Waiting in a long line for the valet to deliver your car is generally not a pleasant experience.
But last Thursday night, after having attended the LA Chamber of Commerce's annual dinner at which Wallis Annenberg received the Civic Medal of Honor Award (stay tuned for another blog regarding this well deserved honor), I experienced a magical moment while waiting for my car.
A teenaged girl tapped my arm, drew me close and introduced herself as Lucy Meyer, and we chatted for the 30 minutes or so that we (along with her mother and my husband) were waiting for our cars.
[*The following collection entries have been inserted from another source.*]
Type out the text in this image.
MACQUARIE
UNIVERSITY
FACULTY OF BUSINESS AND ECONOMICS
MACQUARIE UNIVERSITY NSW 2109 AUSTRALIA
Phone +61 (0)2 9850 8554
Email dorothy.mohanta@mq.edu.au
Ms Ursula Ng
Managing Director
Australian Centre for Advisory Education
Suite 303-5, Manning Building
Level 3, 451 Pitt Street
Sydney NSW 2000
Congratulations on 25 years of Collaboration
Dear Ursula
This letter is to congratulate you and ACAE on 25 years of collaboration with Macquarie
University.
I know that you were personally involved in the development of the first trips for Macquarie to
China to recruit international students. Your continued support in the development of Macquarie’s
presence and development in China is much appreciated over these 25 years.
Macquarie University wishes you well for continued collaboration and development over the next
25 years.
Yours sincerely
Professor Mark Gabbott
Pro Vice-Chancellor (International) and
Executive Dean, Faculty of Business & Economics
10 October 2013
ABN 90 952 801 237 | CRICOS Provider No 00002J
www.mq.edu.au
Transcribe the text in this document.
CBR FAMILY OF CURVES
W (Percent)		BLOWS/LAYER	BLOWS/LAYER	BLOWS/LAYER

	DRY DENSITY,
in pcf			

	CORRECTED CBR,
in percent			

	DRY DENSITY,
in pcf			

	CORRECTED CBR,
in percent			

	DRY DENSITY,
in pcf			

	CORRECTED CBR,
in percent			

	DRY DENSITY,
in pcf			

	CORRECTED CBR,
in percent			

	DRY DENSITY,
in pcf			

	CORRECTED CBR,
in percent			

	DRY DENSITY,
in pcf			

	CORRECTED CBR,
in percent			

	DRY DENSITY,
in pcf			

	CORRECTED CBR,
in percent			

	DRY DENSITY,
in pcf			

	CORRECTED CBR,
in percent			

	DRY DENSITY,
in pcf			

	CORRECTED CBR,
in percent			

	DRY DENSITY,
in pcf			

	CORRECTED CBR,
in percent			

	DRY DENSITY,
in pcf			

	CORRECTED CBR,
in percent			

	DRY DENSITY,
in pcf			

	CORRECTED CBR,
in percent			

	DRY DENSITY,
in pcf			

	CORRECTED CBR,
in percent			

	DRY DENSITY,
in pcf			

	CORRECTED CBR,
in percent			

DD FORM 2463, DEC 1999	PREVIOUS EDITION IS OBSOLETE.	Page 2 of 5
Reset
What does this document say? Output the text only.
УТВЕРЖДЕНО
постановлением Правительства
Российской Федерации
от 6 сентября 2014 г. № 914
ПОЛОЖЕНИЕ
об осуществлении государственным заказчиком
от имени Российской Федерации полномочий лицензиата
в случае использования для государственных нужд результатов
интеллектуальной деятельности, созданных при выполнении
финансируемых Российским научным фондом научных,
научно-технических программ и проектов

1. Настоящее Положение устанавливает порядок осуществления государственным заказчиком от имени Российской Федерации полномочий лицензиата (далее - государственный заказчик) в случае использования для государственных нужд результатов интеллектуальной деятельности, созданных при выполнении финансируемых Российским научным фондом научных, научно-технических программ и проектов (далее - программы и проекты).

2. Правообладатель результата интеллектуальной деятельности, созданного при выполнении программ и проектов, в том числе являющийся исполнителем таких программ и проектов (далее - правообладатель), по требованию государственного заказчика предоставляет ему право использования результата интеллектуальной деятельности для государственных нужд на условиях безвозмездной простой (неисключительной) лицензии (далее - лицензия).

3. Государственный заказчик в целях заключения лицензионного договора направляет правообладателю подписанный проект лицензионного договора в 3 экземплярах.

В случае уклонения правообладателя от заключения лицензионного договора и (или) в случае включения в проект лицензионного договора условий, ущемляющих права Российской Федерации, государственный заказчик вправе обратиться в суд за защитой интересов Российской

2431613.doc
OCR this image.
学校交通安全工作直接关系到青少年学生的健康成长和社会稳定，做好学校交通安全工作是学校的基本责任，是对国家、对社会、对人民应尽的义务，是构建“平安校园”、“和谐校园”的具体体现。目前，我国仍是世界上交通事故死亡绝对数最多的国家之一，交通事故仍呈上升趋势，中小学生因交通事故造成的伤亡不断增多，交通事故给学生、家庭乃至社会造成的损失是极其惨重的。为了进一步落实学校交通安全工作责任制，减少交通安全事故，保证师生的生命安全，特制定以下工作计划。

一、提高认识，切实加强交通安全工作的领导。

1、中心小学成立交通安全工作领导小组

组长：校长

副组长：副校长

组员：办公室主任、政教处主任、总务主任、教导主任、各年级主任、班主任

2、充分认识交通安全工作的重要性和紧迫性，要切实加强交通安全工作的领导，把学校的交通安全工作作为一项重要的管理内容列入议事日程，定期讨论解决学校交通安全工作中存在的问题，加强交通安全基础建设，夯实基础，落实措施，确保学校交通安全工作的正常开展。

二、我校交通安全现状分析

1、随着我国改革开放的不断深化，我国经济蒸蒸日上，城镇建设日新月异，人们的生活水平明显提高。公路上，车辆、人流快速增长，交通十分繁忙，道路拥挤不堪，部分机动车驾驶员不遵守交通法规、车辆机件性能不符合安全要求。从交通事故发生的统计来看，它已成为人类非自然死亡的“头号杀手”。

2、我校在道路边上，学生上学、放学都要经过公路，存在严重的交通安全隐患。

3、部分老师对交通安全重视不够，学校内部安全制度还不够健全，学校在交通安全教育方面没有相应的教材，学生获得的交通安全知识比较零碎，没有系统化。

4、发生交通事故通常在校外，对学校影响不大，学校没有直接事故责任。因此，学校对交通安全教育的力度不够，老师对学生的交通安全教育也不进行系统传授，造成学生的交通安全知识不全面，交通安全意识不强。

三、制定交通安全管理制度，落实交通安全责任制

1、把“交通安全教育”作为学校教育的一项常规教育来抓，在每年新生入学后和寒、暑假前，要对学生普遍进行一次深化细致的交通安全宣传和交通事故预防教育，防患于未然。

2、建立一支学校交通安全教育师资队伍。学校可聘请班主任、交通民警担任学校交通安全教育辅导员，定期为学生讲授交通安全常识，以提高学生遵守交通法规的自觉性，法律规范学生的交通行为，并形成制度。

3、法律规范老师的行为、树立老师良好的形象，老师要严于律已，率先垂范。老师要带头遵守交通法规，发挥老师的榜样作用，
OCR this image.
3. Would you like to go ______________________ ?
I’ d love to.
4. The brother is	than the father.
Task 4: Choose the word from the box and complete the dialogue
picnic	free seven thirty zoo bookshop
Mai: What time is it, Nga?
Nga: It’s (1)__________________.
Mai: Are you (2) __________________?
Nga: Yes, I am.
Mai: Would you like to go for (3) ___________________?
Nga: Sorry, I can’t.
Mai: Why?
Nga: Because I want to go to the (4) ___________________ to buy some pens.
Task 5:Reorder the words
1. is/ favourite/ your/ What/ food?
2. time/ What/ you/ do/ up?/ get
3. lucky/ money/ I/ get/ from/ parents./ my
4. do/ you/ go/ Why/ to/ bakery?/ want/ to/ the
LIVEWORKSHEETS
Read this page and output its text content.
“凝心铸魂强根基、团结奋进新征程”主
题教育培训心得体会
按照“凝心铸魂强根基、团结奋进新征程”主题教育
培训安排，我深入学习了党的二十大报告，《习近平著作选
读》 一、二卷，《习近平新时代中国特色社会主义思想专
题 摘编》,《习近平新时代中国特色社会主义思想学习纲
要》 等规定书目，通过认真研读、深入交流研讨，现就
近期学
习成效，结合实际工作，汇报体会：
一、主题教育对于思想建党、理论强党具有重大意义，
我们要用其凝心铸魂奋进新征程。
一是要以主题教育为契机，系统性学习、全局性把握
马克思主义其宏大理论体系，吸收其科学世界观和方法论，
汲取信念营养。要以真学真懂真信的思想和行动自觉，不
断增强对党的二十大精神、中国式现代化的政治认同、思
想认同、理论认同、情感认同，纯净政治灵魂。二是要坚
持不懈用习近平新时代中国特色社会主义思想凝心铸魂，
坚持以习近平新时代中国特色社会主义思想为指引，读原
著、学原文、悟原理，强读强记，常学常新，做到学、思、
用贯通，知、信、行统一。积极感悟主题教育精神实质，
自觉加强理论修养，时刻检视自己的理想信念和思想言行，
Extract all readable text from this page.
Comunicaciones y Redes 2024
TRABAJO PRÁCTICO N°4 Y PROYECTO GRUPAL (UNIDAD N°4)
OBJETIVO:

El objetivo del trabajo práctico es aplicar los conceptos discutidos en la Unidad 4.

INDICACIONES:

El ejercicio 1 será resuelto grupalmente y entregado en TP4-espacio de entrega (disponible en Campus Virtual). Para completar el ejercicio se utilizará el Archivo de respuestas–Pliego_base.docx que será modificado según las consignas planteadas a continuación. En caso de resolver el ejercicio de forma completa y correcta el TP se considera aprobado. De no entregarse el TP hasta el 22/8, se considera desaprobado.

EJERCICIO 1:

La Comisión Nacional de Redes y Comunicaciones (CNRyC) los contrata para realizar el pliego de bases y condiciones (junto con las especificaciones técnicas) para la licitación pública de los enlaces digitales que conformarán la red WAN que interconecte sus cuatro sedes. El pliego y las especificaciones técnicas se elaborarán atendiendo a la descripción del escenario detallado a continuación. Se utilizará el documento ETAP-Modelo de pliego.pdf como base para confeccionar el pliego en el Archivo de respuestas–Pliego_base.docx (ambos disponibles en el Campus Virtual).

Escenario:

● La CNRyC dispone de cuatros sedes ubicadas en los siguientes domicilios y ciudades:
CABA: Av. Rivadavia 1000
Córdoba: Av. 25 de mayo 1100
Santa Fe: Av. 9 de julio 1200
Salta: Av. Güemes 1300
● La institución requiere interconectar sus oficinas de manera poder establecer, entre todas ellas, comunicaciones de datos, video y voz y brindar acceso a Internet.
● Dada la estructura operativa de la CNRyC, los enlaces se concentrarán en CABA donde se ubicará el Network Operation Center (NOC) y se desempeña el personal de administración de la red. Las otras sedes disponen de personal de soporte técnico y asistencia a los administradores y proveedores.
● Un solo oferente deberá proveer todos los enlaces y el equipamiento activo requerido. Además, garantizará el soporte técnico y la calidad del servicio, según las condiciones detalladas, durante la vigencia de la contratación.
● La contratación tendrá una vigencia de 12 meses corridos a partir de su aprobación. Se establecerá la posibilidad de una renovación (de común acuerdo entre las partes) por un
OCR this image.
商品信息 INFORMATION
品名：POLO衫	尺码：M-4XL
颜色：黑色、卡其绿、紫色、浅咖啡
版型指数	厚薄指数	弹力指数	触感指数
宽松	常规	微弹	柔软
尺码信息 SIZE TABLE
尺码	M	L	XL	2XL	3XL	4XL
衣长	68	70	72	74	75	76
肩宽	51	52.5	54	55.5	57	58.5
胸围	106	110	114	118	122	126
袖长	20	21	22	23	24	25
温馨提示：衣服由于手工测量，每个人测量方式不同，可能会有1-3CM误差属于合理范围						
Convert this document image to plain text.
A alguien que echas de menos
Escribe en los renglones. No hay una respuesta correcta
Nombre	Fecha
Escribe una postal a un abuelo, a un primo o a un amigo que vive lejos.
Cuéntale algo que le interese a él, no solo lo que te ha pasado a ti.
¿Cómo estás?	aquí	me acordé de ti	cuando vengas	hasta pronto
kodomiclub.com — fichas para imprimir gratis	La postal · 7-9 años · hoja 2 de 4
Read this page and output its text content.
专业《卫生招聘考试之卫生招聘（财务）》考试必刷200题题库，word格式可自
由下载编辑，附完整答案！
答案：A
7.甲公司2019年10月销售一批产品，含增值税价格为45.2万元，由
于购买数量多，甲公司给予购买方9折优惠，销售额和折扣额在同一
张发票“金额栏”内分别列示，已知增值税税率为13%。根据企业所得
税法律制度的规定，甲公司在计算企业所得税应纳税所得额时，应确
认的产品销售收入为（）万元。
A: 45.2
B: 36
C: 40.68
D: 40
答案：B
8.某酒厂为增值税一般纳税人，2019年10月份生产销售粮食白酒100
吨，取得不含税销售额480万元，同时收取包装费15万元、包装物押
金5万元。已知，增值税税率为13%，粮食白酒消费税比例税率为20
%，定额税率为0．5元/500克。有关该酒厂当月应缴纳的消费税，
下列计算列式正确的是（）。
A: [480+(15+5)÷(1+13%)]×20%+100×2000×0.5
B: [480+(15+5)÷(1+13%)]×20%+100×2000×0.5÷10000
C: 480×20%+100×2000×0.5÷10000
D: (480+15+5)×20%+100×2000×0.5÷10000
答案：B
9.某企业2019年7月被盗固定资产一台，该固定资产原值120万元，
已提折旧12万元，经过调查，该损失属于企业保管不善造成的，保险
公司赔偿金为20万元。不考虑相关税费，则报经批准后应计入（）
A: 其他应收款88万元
An eighth grader at Daniel Webster Middle School, Lucy, who has had cerebral palsy from birth, is a 2015 Special Olympics World Games Global Messenger, a Unicef Spokesperson for Children with Disabilities, and a gold medal winning Special Olympics athlete. She is also Student Council Vice President, an award-winning writer, a phenomenal fundraiser and so much more. (After returning home, I Googled Lucy and found that she has testified before Congress and met with President Obama.)
Lucy shared with me her excitement that the Special Olympics World Games are coming to Los Angeles and encouraged me to become involved and spread the word. I'm honored to do so.
Here's the scoop:
With 7,000 athletes and 3,000 coaches representing 177 countries, along with 30,000 volunteers and an anticipated 500,000 spectators, the 2015 Special Olympics World Games - being staged in Los Angeles July 25 - August 2, 2015 - will be the largest sports and humanitarian event anywhere in the world in 2015, and the single biggest event in Los Angeles since the 1984 Olympic Games.